Looking at the rampart above the gate, Calib could make out a tall figure in a flowing gown that could only be Queen Guinevere, attended by the other ladies of the
court. At the queen's signal, the ladies lifted several large kettles and emptied their contents of boiling oil onto the heads of the invaders. Screams and shouts erupted as the scalded Saxons writhed in pain, but still more and more kept coming in.

The queen then plucked a crossbow off a fallen Saxon. The man had just made it over the wall before two owls dropped an icy rock on his head. Setting one of his arrows to the crossbow, Guinevere began to pick off targets from above the gate. Meanwhile, the larks provided cover for the ladies-in-waiting as they retreated farther into the castle.

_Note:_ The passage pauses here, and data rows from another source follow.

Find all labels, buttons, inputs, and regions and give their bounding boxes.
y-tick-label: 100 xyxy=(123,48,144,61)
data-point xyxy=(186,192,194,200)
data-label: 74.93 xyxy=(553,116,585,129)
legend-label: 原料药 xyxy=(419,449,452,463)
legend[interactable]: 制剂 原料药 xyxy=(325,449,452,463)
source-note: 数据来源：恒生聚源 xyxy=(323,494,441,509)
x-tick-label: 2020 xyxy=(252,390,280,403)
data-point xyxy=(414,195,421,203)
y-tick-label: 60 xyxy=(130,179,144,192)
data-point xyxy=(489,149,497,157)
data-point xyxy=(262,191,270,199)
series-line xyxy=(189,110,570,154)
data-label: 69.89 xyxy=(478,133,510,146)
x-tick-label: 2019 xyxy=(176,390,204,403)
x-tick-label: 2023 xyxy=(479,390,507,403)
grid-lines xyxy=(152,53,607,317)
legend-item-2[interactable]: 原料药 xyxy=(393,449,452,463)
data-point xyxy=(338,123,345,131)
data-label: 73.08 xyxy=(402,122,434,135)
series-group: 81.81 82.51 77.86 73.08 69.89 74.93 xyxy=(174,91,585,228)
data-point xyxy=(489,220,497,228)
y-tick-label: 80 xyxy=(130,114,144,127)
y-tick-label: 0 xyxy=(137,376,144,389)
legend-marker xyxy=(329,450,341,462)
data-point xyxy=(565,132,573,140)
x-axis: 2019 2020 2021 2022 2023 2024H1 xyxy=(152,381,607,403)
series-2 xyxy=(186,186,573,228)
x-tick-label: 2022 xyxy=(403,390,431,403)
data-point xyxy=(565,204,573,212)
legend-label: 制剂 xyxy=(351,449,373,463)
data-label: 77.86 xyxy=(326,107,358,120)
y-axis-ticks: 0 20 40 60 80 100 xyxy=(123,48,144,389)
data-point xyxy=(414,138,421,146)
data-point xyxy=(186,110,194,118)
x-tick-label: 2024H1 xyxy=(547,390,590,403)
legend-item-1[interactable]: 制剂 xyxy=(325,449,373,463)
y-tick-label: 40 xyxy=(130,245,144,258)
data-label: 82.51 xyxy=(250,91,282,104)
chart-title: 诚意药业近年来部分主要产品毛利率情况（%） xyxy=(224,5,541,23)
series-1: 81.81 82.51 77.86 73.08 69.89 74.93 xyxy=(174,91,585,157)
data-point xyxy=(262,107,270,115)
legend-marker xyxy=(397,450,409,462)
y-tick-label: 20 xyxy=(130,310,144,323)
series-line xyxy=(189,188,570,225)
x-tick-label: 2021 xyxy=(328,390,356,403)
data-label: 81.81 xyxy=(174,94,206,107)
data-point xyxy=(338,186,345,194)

All around him, Calib could see animals and humans working together against the enemy. The otters were skating across the frozen moat in pairs, tripping Saxon foot soldiers crossing the drawbridge with a piece of rope drawn taut between them. Beyond the moat, he could see Saxon horses stumbling on the holes dug by the garden moles.

Despite all these triumphs, more and more Saxons still gained ground. Calib knew that they would not be able to hold off so many assailants for very much longer.

Then came a strange tremor that shook the walls all the way to the ramparts. It was a rhythmic thumping that rose up from the ground, as if something very heavy and large was bounding closer at a fast gait.

“Do you feel that?” Calib asked Cecily.

Cecily's tail twitched, and she pressed her ear to the ground. Suddenly, she began to laugh.

“It looks like someone
did
decide to come after all!” And she pointed toward an enormous dark blur rushing for the castle.

With a gigantic roar, Berwin the Bear charged through the broken gate and into battle.